Esta decisión encuentra consonancia con la sentencia de 9 de julio de 2009, proferida por la Sección Segunda de esta Corporación”. 58. Como se puede evidenciar, la Sala Laboral de la Corte Suprema de Justicia y la Sección Segunda del Consejo de Estado tenían posiciones contrarias, en relación con la aplicación del IBL a quienes se encontraban en el régimen de transición de la Ley 100 de 1993. 59.

Para la Corte Suprema de Justicia “el régimen de transición solamente mantuvo, de las normas anteriores al Sistema General de Pensiones, tres aspectos concretos: edad, tiempo de servicios o semanas cotizadas y monto de la pensión; de tal modo que (…) la base salarial de liquidación de la pensión no se rige por las disposiciones legales precedentes, sino que pasó a ser regido, en principio, y para quienes les hacía falta menos de diez años para adquirir el derecho, por el inciso 3 del artículo 36 [de la Ley 100 del 93]”[30]. 60.

En cambio, para el Consejo de Estado, el principio de inescindibilidad de la norma permitía efectivizar los derechos y garantías constitucionales, por lo cual los factores salariales que se incluían en la base de liquidación pensional eran todos aquellos que fueron devengados por el trabajador, previa deducción de los descuentos por aportes que dejaron de efectuarse.

Conviene precisar que para esta Corporación el IBL también hacía parte del régimen de transición. 61. Sin embargo, el Consejo de Estado, en sentencia de unificación del 28 de agosto de 2018[31], sentó como regla y subreglas jurisprudenciales las siguientes: ““El Ingreso Base de Liquidación del inciso tercero del artículo 36 de la Ley 100 de 1993 hace parte del régimen de transición para aquellas personas beneficiarias del mismo que se pensionen con los requisitos de edad, tiempo y tasa de reemplazo del régimen general de pensiones previsto en la Ley 33 de 1985”. 93.

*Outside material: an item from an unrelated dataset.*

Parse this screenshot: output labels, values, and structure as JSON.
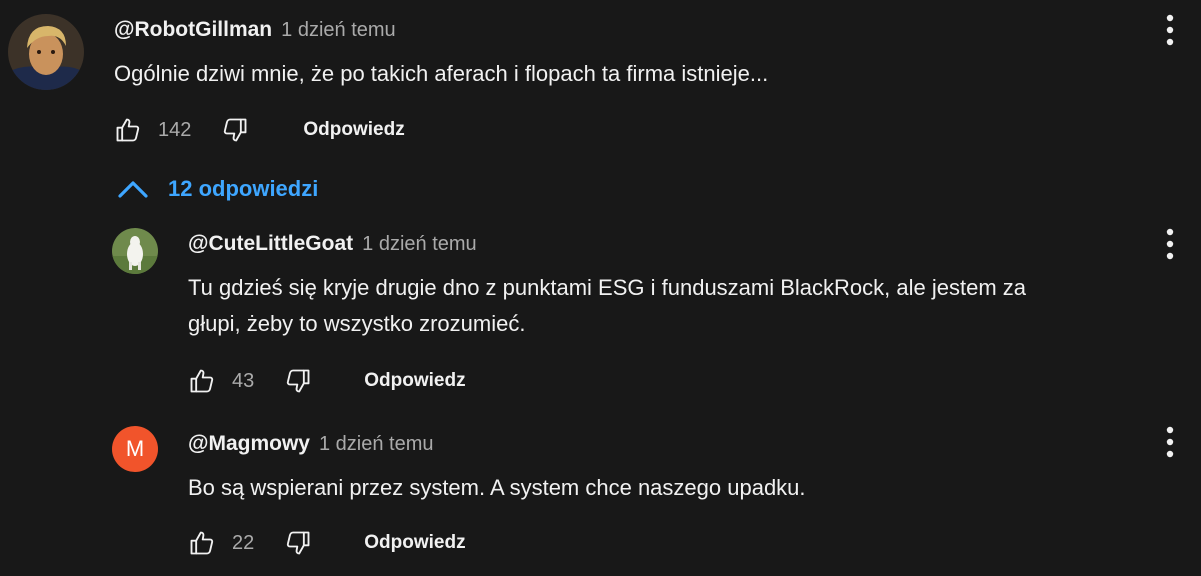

Para este grupo de beneficiarios del régimen de transición y para efectos de liquidar el IBL como quedó planteado anteriormente, el Consejo de Estado fija las siguientes subreglas: 94. La primera subregla es que para los servidores públicos que se pensionen conforme a las condiciones de la Ley 33 de 1985, el periodo para liquidar la pensión es: - Si faltare menos de diez (10) años para adquirir el derecho a la pensión, el ingreso base de liquidación será (i) el promedio de lo devengado en el tiempo que les hiciere falta para ello, o (ii) el cotizado durante todo el tiempo, el que fuere superior, actualizado anualmente con base en la variación del Índice de Precios al consumidor, según certificación que expida el DANE. - Si faltare más de diez (10) años, el ingreso base de liquidación será el promedio de los salarios o rentas sobre los cuales ha cotizado el afiliado durante los diez (10) años anteriores al reconocimiento de la pensión, actualizados anualmente con base en la variación del índice de precios al consumidor, según certificación que expida el DANE.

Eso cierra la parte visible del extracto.